Bye-bye, chained CPI

The safety net saved, a little bit at a time.
(David Suter/For The Times)

Chalk it up to Republican obstinacy, Democratic opposition, or just plain common sense, the White House has dropped the noxious chained CPI from its Social Security proposals for the upcoming federal budget.

The chained consumer price index is a new way of calculating inflation that backers say is more “accurate” than the traditional CPI. As we demonstrated conclusively last year, it’s not more “accurate.”

But those who advocated using the chained CPI to calculate annual Social Security cost-of-living raises didn’t really care about its accuracy. For them, its salient quality was that it produced a lower inflation calculation, by an average of about 0.3% a year.


As we’ve pointed out in the past, the difference is cumulative. The result is a stealth benefit cut for recipients that grows over time. It might look modest at first, but after 10 years of retirement, recipients would be receiving 3% less in their monthly checks than they would have received under the traditional CPI. After 20 years--that is, for retirees in their mid-80s--the difference is minus-6% and after 30 years nearly 10%.

That’s especially disturbing because retirees become more dependent on Social Security as they grow older and begin to outlive their personal assets. It’s also troubling because Social Security is most important for the elderly, especially low-income elderly, as a bulwark against economic downturns.

That effect was particularly marked during the Great Recession, which cost Americans an average 20% of their household wealth. As was shown in a recent report by economists at the Federal Reserve, the losses were measurably mitigated for those on Social Security.

Despite all that, the chained CPI has lived on for years in Washington as a potential sop to conservatives in negotiations over a fiscal “grand bargain.”

The White House now indicates that it has finally given up hope on reaching that bargain with Republicans. (What took them so long?) So the chained CPI, which was part of President Obama’s budget proposal as recently as last year, is out of the budget to be unveiled on March 4.
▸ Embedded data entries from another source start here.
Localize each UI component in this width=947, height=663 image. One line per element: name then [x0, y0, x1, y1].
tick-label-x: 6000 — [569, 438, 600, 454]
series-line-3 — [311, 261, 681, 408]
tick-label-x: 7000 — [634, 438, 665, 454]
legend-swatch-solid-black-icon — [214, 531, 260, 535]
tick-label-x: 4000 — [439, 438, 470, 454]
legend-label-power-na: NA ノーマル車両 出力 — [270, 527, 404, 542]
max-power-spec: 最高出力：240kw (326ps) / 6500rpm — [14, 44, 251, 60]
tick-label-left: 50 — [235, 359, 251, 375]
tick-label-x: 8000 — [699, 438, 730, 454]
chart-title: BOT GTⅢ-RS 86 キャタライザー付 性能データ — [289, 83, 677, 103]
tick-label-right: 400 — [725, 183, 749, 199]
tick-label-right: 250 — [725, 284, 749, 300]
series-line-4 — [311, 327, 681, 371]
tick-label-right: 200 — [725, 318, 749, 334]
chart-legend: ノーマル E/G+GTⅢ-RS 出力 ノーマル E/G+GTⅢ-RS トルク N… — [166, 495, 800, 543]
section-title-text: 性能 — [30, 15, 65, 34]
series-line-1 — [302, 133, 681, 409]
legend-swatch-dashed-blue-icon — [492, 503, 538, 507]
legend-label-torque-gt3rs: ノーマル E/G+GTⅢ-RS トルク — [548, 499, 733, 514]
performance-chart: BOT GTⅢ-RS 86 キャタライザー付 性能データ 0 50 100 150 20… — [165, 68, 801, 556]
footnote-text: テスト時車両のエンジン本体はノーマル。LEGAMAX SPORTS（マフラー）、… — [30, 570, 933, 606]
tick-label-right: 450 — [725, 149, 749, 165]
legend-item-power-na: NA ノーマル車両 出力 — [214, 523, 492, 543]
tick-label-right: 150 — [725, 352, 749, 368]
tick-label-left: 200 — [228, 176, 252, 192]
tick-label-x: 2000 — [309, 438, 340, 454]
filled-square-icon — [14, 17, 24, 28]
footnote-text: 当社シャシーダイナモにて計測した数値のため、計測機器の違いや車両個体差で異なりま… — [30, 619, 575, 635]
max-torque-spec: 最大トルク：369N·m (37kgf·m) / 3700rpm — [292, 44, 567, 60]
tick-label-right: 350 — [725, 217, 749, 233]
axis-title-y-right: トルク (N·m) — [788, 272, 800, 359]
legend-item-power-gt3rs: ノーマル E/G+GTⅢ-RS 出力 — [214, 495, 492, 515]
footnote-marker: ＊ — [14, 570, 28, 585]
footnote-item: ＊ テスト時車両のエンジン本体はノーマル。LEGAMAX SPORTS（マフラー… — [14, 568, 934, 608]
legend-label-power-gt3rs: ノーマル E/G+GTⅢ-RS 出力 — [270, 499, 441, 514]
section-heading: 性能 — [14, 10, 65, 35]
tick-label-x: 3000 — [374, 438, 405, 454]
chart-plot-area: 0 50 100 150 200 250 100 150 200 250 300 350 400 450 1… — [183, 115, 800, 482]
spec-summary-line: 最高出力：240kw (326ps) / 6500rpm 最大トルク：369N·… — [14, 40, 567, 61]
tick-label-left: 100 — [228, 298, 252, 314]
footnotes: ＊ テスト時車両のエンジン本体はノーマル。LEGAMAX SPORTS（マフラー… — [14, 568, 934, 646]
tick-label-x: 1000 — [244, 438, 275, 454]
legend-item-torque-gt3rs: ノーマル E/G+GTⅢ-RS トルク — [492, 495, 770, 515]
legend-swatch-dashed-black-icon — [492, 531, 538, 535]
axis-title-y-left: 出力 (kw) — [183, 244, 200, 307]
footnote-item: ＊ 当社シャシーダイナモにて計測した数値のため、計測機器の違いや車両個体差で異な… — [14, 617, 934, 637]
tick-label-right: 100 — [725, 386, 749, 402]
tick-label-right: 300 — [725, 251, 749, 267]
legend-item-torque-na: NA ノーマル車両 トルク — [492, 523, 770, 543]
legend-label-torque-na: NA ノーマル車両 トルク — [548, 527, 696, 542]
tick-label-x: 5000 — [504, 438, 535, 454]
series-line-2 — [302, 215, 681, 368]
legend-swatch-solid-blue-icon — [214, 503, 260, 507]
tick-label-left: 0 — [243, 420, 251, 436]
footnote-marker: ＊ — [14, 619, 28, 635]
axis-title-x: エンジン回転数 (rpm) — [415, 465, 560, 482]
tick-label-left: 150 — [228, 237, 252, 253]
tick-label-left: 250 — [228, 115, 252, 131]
Social Security advocates are calling that a victory, because it effectively takes the chained CPI out of the mainstream of “entitlement reform.” It’s a significant victory, but the danger is that it might not be lasting. Recent history shows that the dream of forcing low-income seniors to pay for budget cuts so that wealthy Americans aren’t burdened with a tax increase never really dies; it just goes into hibernation.